= Plurinational Constitutional Tribunal =

Bolivian constitutional court

The Plurinational Constitutional Tribunal (Tribunal Constitucional Plurinacional) is a national court in Bolivia charged with adjudicating the constitutionality of laws, government power, and treaties in accordance with the country's 2009 Constitution, which created it. The tribunal is headquartered in Sucre and consists of seven members.

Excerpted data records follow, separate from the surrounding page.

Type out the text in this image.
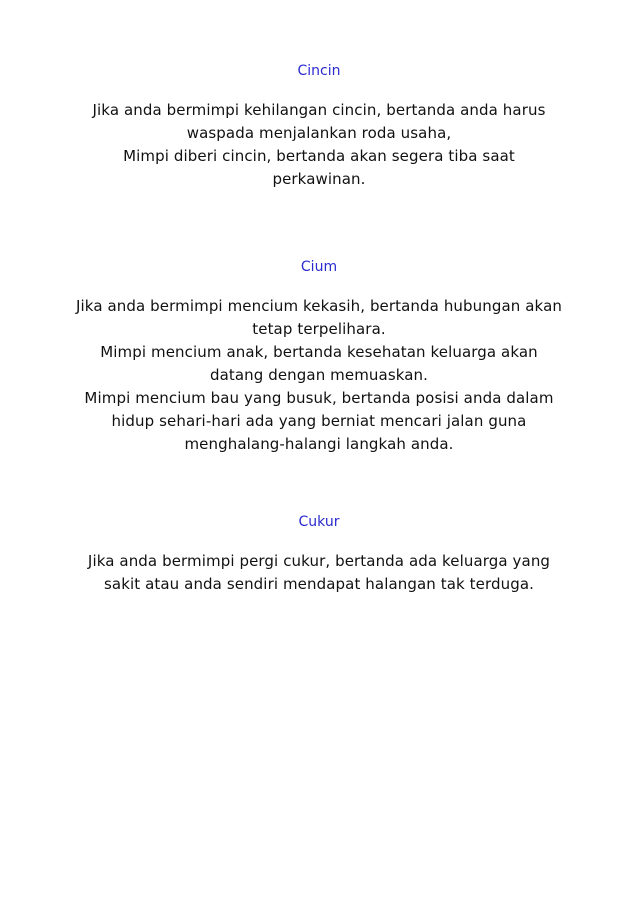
Cincin

Jika anda bermimpi kehilangan cincin, bertanda anda harus
waspada menjalankan roda usaha,
Mimpi diberi cincin, bertanda akan segera tiba saat
perkawinan.

Cium

Jika anda bermimpi mencium kekasih, bertanda hubungan akan
tetap terpelihara.
Mimpi mencium anak, bertanda kesehatan keluarga akan
datang dengan memuaskan.
Mimpi mencium bau yang busuk, bertanda posisi anda dalam
hidup sehari-hari ada yang berniat mencari jalan guna
menghalang-halangi langkah anda.

Cukur

Jika anda bermimpi pergi cukur, bertanda ada keluarga yang
sakit atau anda sendiri mendapat halangan tak terduga.
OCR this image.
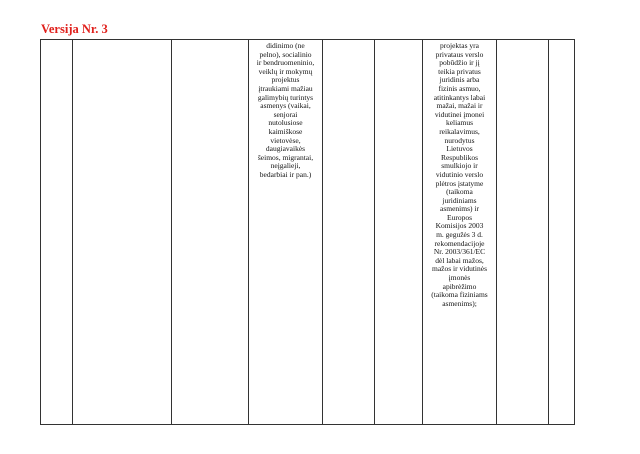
Versija Nr. 3
didinimo (ne
pelno), socialinio
ir bendruomeninio,
veiklų ir mokymų
projektus
įtraukiami mažiau
galimybių turintys
asmenys (vaikai,
senjorai
nutolusiose
kaimiškose
vietovėse,
daugiavaikės
šeimos, migrantai,
neįgalieji,
bedarbiai ir pan.)
projektas yra
privataus verslo
pobūdžio ir jį
teikia privatus
juridinis arba
fizinis asmuo,
atitinkantys labai
mažai, mažai ir
vidutinei įmonei
keliamus
reikalavimus,
nurodytus
Lietuvos
Respublikos
smulkiojo ir
vidutinio verslo
plėtros įstatyme
(taikoma
juridiniams
asmenims) ir
Europos
Komisijos 2003
m. gegužės 3 d.
rekomendacijoje
Nr. 2003/361/EC
dėl labai mažos,
mažos ir vidutinės
įmonės
apibrėžimo
(taikoma fiziniams
asmenims);
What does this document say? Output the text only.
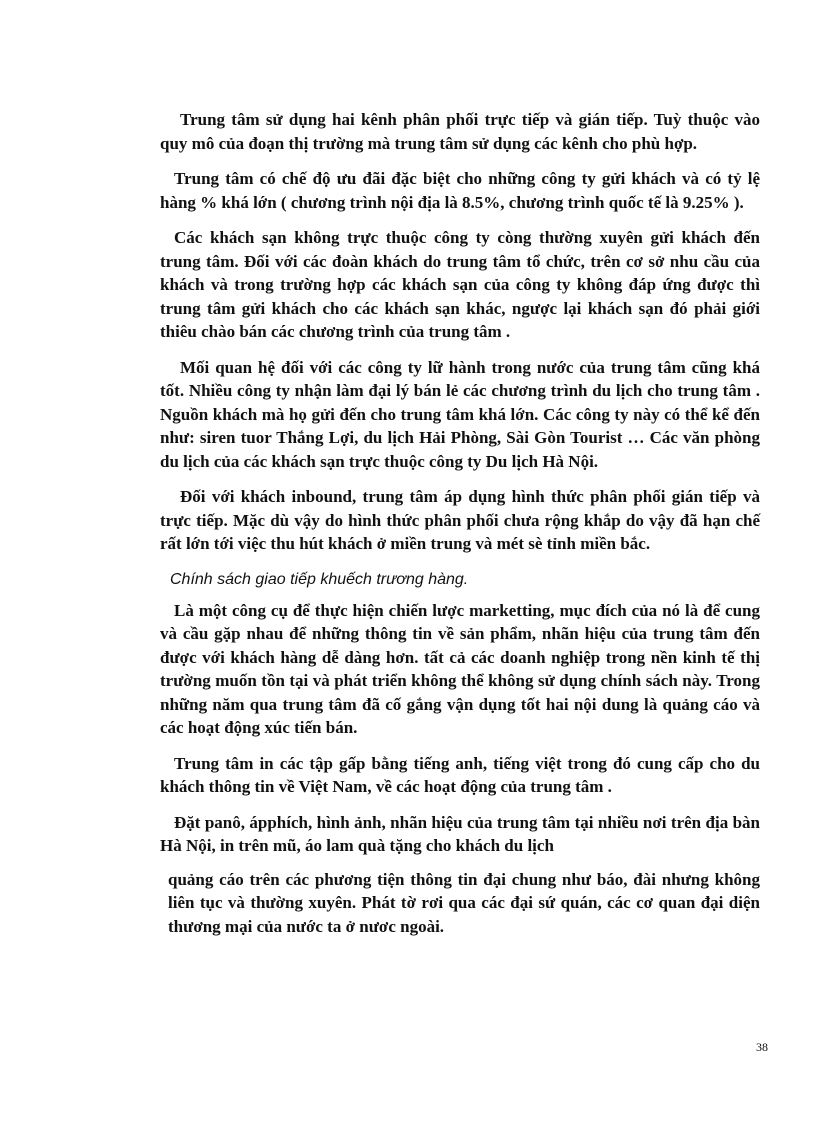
Trung tâm sử dụng hai kênh phân phối trực tiếp và gián tiếp. Tuỳ thuộc vào quy mô của đoạn thị trường mà trung tâm sử dụng các kênh cho phù hợp.

Trung tâm có chế độ ưu đãi đặc biệt cho những công ty gửi khách và có tỷ lệ hàng % khá lớn ( chương trình nội địa là 8.5%, chương trình quốc tế là 9.25% ).

Các khách sạn không trực thuộc công ty còng thường xuyên gửi khách đến trung tâm. Đối với các đoàn khách do trung tâm tổ chức, trên cơ sở nhu cầu của khách và trong trường hợp các khách sạn của công ty không đáp ứng được thì trung tâm gửi khách cho các khách sạn khác, ngược lại khách sạn đó phải giới thiêu chào bán các chương trình của trung tâm .

Mối quan hệ đối với các công ty lữ hành trong nước của trung tâm cũng khá tốt. Nhiều công ty nhận làm đại lý bán lẻ các chương trình du lịch cho trung tâm . Nguồn khách mà họ gửi đến cho trung tâm khá lớn. Các công ty này có thể kể đến như: siren tuor Thắng Lợi, du lịch Hải Phòng, Sài Gòn Tourist … Các văn phòng du lịch của các khách sạn trực thuộc công ty Du lịch Hà Nội.

Đối với khách inbound, trung tâm áp dụng hình thức phân phối gián tiếp và trực tiếp. Mặc dù vậy do hình thức phân phối chưa rộng khắp do vậy đã hạn chế rất lớn tới việc thu hút khách ở miền trung và mét sè tỉnh miền bắc.

Chính sách giao tiếp khuếch trương hàng.

Là một công cụ để thực hiện chiến lược marketting, mục đích của nó là để cung và cầu gặp nhau để những thông tin về sản phẩm, nhãn hiệu của trung tâm đến được với khách hàng dễ dàng hơn. tất cả các doanh nghiệp trong nền kinh tế thị trường muốn tồn tại và phát triển không thể không sử dụng chính sách này. Trong những năm qua trung tâm đã cố gắng vận dụng tốt hai nội dung là quảng cáo và các hoạt động xúc tiến bán.

Trung tâm in các tập gấp bằng tiếng anh, tiếng việt trong đó cung cấp cho du khách thông tin về Việt Nam, về các hoạt động của trung tâm .

Đặt panô, ápphích, hình ảnh, nhãn hiệu của trung tâm tại nhiều nơi trên địa bàn Hà Nội, in trên mũ, áo lam quà tặng cho khách du lịch

quảng cáo trên các phương tiện thông tin đại chung như báo, đài nhưng không liên tục và thường xuyên. Phát tờ rơi qua các đại sứ quán, các cơ quan đại diện thương mại của nước ta ở nươc ngoài.

38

It was first seated on 2 January 2012. Its powers are set out in Articles 196–204 of the 2009 Constitution, the Law of the Judicial Organ (Law 025, promulgated on 24 June 2010), and Law of the Plurinational Constitutional Tribunal (Law 027, promulgated 6 July 2010).
The Plurinational Constitutional Tribunal replaces the Constitutional Court of Bolivia, which operated from 1999 to 2011.

== President and Members ==
The president of the tribunal is Ruddy Jose Flores Monterrey. members of the tribunal are chosen by national nonpartisan election; the first election was held on 16 October 2011. The elected members of the Plurinational Constitutional Tribunal are (in order of total votes received): Gualberto Cusi, Efren Choque, Ligia Velásquez, Mirtha Camacho, Ruddy José Flores Monterrey, Neldy Andrade, Soraida Chávez. The elected alternate members are: Macario Lahor Cortez, Milton Mendoza, Juan Valencia, Blanca Alarcón, Carmen Sandoval, Edith Oroz Carrasco, and Zenón Bacarreza.

==History==
Prior to the creation of the Constitutional Court in 1999, the Supreme Court of Bolivia was the sole body at the highest level of the country's judiciary.

===Constitutional Court, 1999–2011===
The 1994 reform of Bolivia's Constitution authorized a Constitutional Court. However, the body did not begin to function until 1999. Its procedures were established by Law 1836, the Law of the Constitutional Court passed on 1 April 1998.